At the same time, the emergence of the "seesaw effect" means that in the industry development over the past two years, crypto assets have become a mainstream choice for the capital market, alongside traditional assets. The crypto market has such great potential, and one of the important reasons why it has not attracted large-scale capital in the past is the lack of a compliant path. Now, with the US launching a Bitcoin spot ETF, establishing a cryptocurrency regulatory framework, and supporting the development of Web3, it has opened up a compliant path for the development of the crypto market.
Today, the "seesaw" of global liquidity is gradually tilting towards Hong Kong.
Starting from 2023, Hong Kong will implement a new cryptocurrency regulatory framework, allowing retail investors to legally participate in crypto asset trading through licensed exchanges. At that time, HashKey Exchange became the first licensed exchange to provide trading services for retail investors.

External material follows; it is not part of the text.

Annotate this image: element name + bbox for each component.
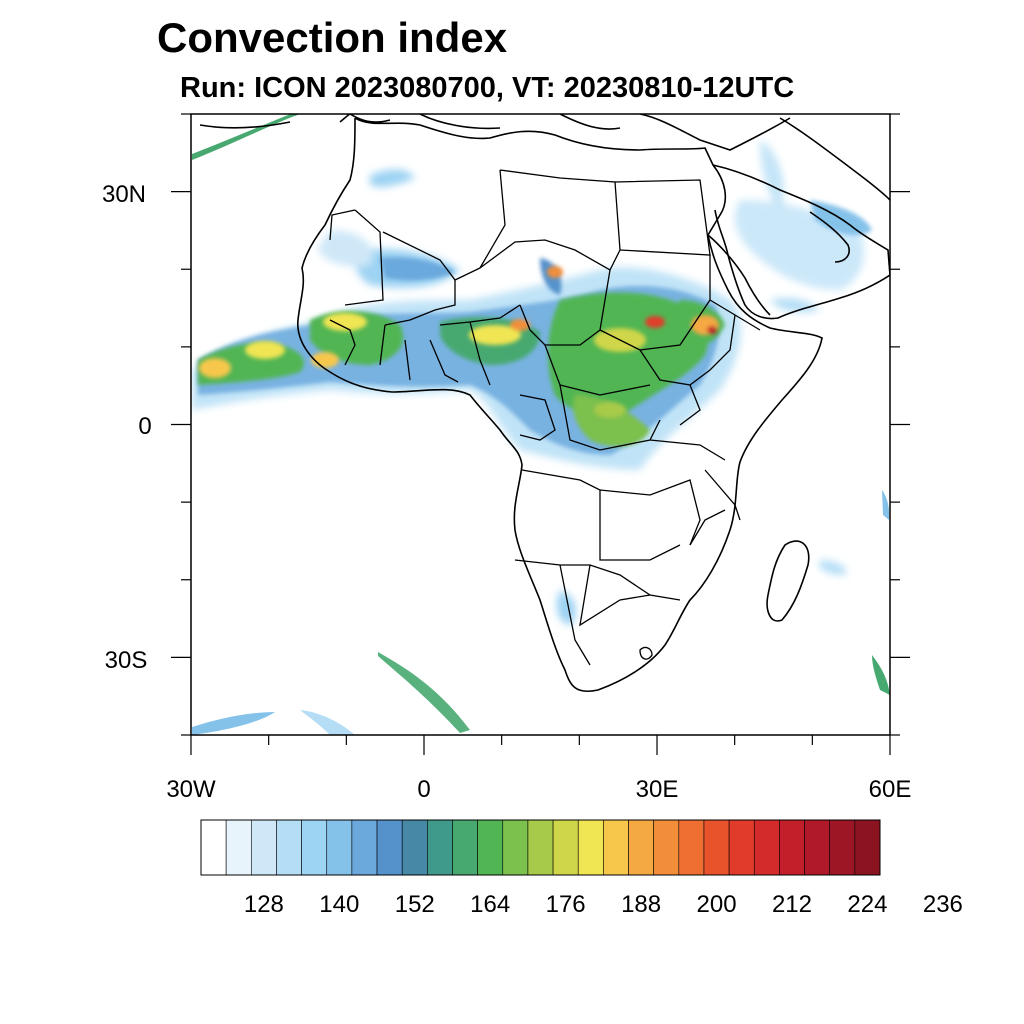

Now, HashKey Exchange's total trading volume has exceeded HK$538 billion, with user assets exceeding HK$50 billion. As of October 16, according to the latest data from Coingecko, HashKey Exchange ranks among the top 8 exchanges globally and is the highest-ranked licensed virtual asset trading exchange in Hong Kong.

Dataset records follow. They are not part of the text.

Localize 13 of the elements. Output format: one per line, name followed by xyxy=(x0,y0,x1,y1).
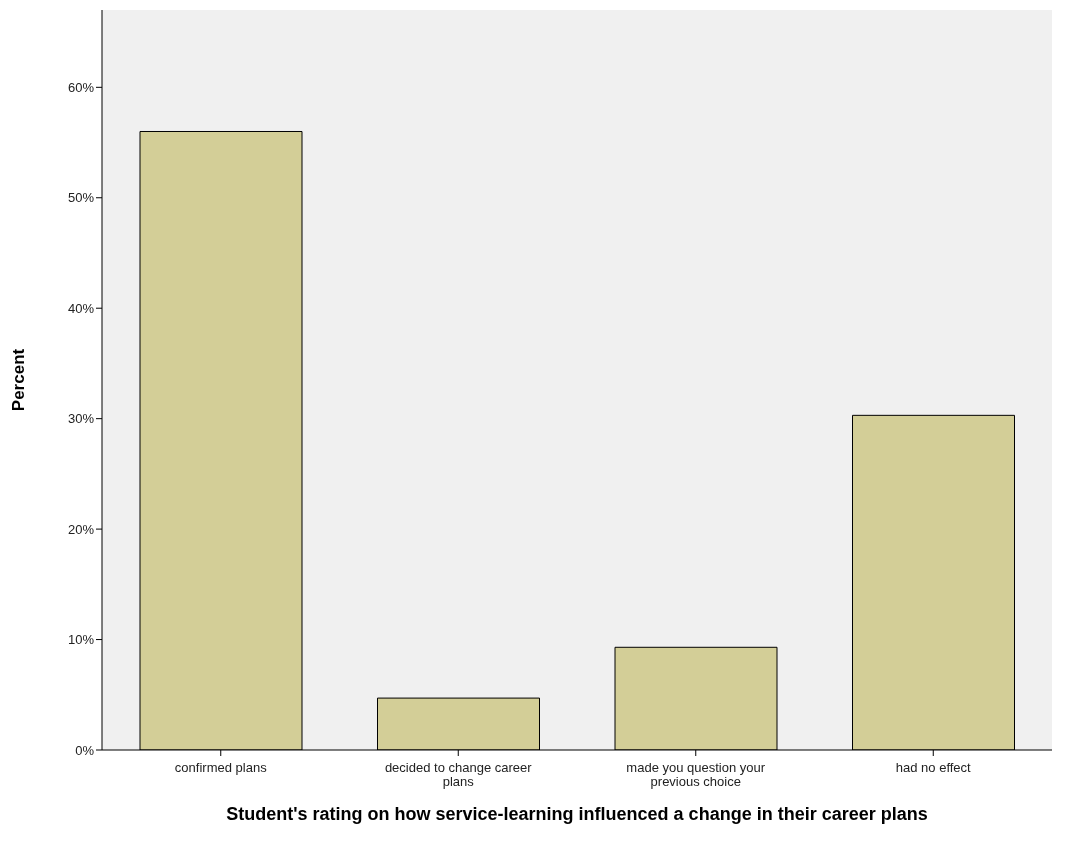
x-tick-label: had no effect xyxy=(895,760,972,775)
x-tick-label: decided to change career plans xyxy=(384,760,533,789)
y-axis-title: Percent xyxy=(9,348,29,412)
x-tick-label: made you question your previous choice xyxy=(626,760,766,789)
y-tick-label: 0% xyxy=(75,742,95,758)
y-tick-label: 50% xyxy=(67,190,95,206)
x-axis-title: Student's rating on how service-learning influenced a change in their career plans xyxy=(225,804,929,824)
x-tick-label: confirmed plans xyxy=(174,760,268,775)
y-tick-label: 30% xyxy=(67,411,95,427)
y-tick-label: 20% xyxy=(67,521,95,537)
y-tick-label: 60% xyxy=(67,79,95,95)
y-tick-label: 40% xyxy=(67,300,95,316)
y-tick-label: 10% xyxy=(67,632,95,648)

Hong Kong not only provides existing policy guarantees, but also has the dual advantages of innovation and technological development, which can effectively attract global liquidity capital inflows. For investors, this combination means they can safely enter a highly innovative market while enjoying strong legal and policy protection. Through this two-way liquidity bridge, Hong Kong can continue to consolidate its position as a global financial hub, while utilizing Web3 to develop new sources of liquidity, further enhancing its importance in the international capital market.
In this era of globalized liquidity and capital allocation, the crypto market, with its unique advantages and innovative potential, is becoming a new battlefield in the global capital competition. With the continuous progress of technology and the gradual improvement of regulation, the crypto market is expected to usher in a broader development space and become an indispensable force in global capital allocation.